OnePlus has shown the Watch 4, a new smartwatch running Wear OS 6, but the headline feature is not a fresh chip or a radical redesign. The company has kept the same Qualcomm Snapdragon W5 and BES 2800 setup used in the previous generation, making this feel more like a careful refresh than a clean break.
That approach is very OnePlus: improve the polish, keep the platform stable, and avoid spending silicon budget where it may not be needed. It is also a reminder that smartwatch upgrades are increasingly about display, battery life, and software rather than raw processor bragging rights.
Titanium body, brighter display
The OnePlus Watch 4 comes in a titanium alloy case measuring 47.4 × 47.4 × 11 mm and weighing about 43 g without the strap. On the front is an LTPO OLED panel with a 466 × 466 resolution, 310 pixels per inch, and sapphire protective glass. Peak brightness reaches 600 cd/m² in normal use and 3000 cd/m² in sports mode, which should help outdoors far more than a minor chip bump would.

Battery life and connectivity
Inside, the watch carries 2 GB of RAM, 32 GB of storage, and a 646 mAh battery. OnePlus says that is good for three days in intensive use or 16 days in power-saving mode, which is the kind of claim that will matter more to buyers than another line in a spec sheet. Wear OS watches still live or die on endurance, and that has been true since Google decided battery anxiety was a personality trait.
- Bluetooth 5.2
- Wi-Fi 2.4 GHz and 5 GHz
- NFC
- Dual-band GNSS L1+L5
- No eSIM support

Rugged specs, same old chip
The OnePlus Watch 4 is rated for 5 atm, roughly 50 m of water resistance, and also carries IP69, IP68, and MIL-STD-810H protection. Software duties are split between Google Wear OS 6.0, based on Android 16, and Oxygen OS Watch 8. The color options are Evergreen Titanium and Midnight Titanium.

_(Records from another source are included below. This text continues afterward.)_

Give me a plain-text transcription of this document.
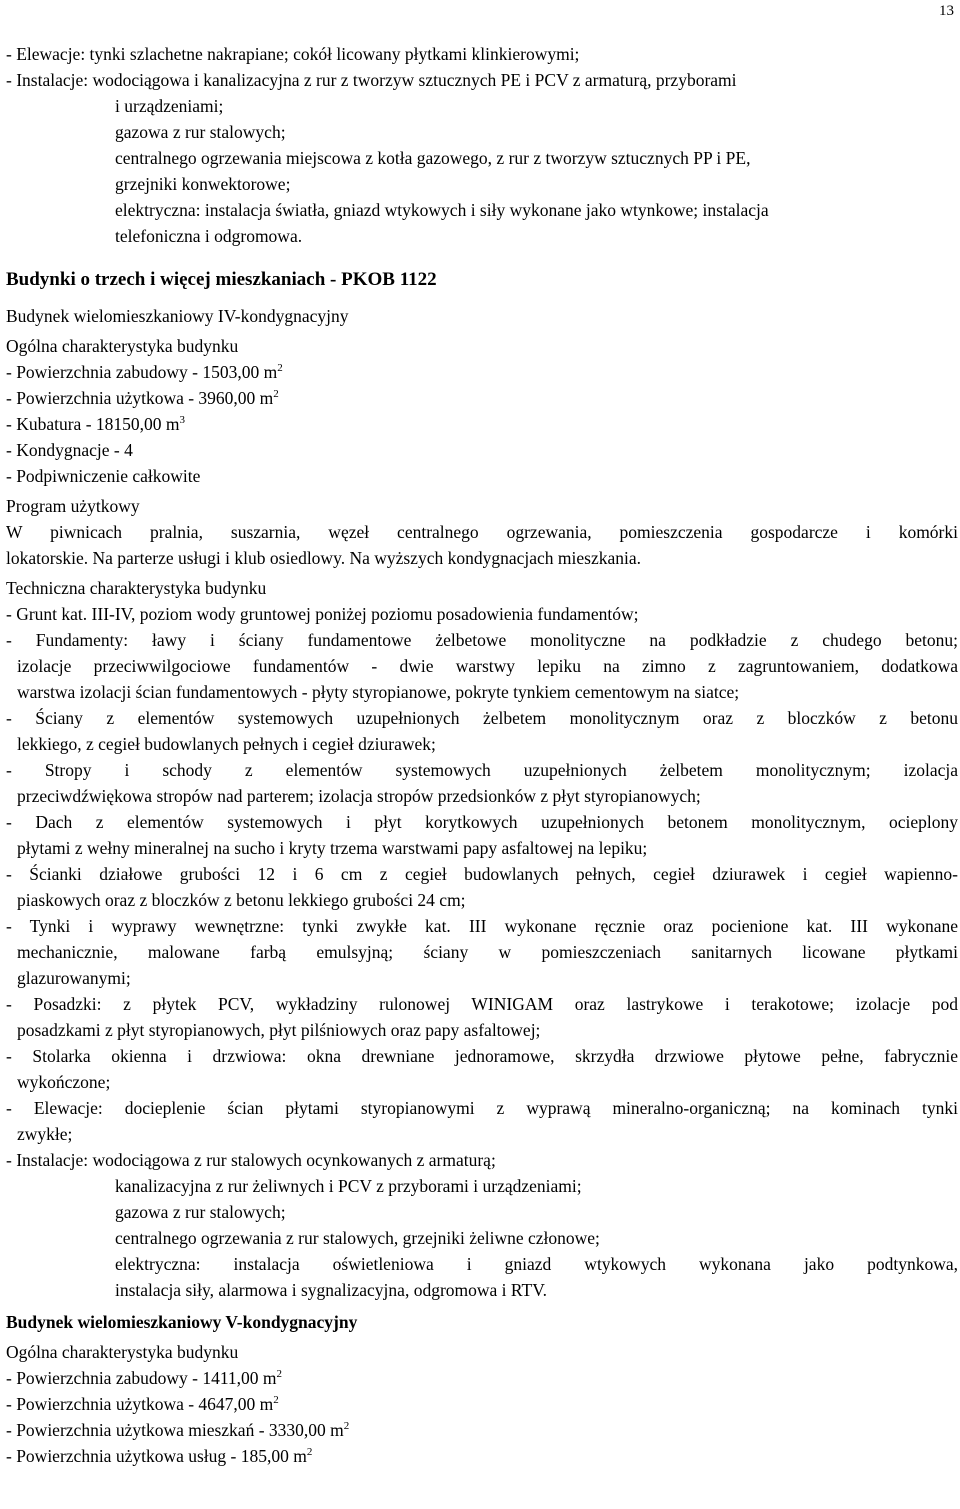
13

- Elewacje: tynki szlachetne nakrapiane; cokół licowany płytkami klinkierowymi;

- Instalacje: wodociągowa i kanalizacyjna z rur z tworzyw sztucznych PE i PCV z armaturą, przyborami

i urządzeniami;

gazowa z rur stalowych;

centralnego ogrzewania miejscowa z kotła gazowego, z rur z tworzyw sztucznych PP i PE,

grzejniki konwektorowe;

elektryczna: instalacja światła, gniazd wtykowych i siły wykonane jako wtynkowe; instalacja

telefoniczna i odgromowa.

Budynki o trzech i więcej mieszkaniach - PKOB 1122

Budynek wielomieszkaniowy IV-kondygnacyjny

Ogólna charakterystyka budynku

- Powierzchnia zabudowy - 1503,00 $m^2$

- Powierzchnia użytkowa - 3960,00 $m^2$

- Kubatura - 18150,00 $m^3$

- Kondygnacje - 4

- Podpiwniczenie całkowite

Program użytkowy

W piwnicach pralnia, suszarnia, węzeł centralnego ogrzewania, pomieszczenia gospodarcze i komórki

lokatorskie. Na parterze usługi i klub osiedlowy. Na wyższych kondygnacjach mieszkania.

Techniczna charakterystyka budynku

- Grunt kat. III-IV, poziom wody gruntowej poniżej poziomu posadowienia fundamentów;

- Fundamenty: ławy i ściany fundamentowe żelbetowe monolityczne na podkładzie z chudego betonu;

izolacje przeciwwilgociowe fundamentów - dwie warstwy lepiku na zimno z zagruntowaniem, dodatkowa

warstwa izolacji ścian fundamentowych - płyty styropianowe, pokryte tynkiem cementowym na siatce;

- Ściany z elementów systemowych uzupełnionych żelbetem monolitycznym oraz z bloczków z betonu

lekkiego, z cegieł budowlanych pełnych i cegieł dziurawek;

- Stropy i schody z elementów systemowych uzupełnionych żelbetem monolitycznym; izolacja

przeciwdźwiękowa stropów nad parterem; izolacja stropów przedsionków z płyt styropianowych;

- Dach z elementów systemowych i płyt korytkowych uzupełnionych betonem monolitycznym, ocieplony

płytami z wełny mineralnej na sucho i kryty trzema warstwami papy asfaltowej na lepiku;

- Ścianki działowe grubości 12 i 6 cm z cegieł budowlanych pełnych, cegieł dziurawek i cegieł wapienno-

piaskowych oraz z bloczków z betonu lekkiego grubości 24 cm;

- Tynki i wyprawy wewnętrzne: tynki zwykłe kat. III wykonane ręcznie oraz pocienione kat. III wykonane

mechanicznie, malowane farbą emulsyjną; ściany w pomieszczeniach sanitarnych licowane płytkami

glazurowanymi;

- Posadzki: z płytek PCV, wykładziny rulonowej WINIGAM oraz lastrykowe i terakotowe; izolacje pod

posadzkami z płyt styropianowych, płyt pilśniowych oraz papy asfaltowej;

- Stolarka okienna i drzwiowa: okna drewniane jednoramowe, skrzydła drzwiowe płytowe pełne, fabrycznie

wykończone;

- Elewacje: docieplenie ścian płytami styropianowymi z wyprawą mineralno-organiczną; na kominach tynki

zwykłe;

- Instalacje: wodociągowa z rur stalowych ocynkowanych z armaturą;

kanalizacyjna z rur żeliwnych i PCV z przyborami i urządzeniami;

gazowa z rur stalowych;

centralnego ogrzewania z rur stalowych, grzejniki żeliwne członowe;

elektryczna: instalacja oświetleniowa i gniazd wtykowych wykonana jako podtynkowa,

instalacja siły, alarmowa i sygnalizacyjna, odgromowa i RTV.

Budynek wielomieszkaniowy V-kondygnacyjny

Ogólna charakterystyka budynku

- Powierzchnia zabudowy - 1411,00 $m^2$

- Powierzchnia użytkowa - 4647,00 $m^2$

- Powierzchnia użytkowa mieszkań - 3330,00 $m^2$

- Powierzchnia użytkowa usług - 185,00 $m^2$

What OnePlus has not said yet is just as interesting: price and release date are still unannounced. That leaves the Watch 4 in an awkward but familiar spot for the company, with the hardware public and the business case still waiting in the wings. If OnePlus prices it aggressively, this could be a strong alternative to Samsung’s and Google’s own watches; if not, the unchanged chip will be the first thing critics circle with a smile.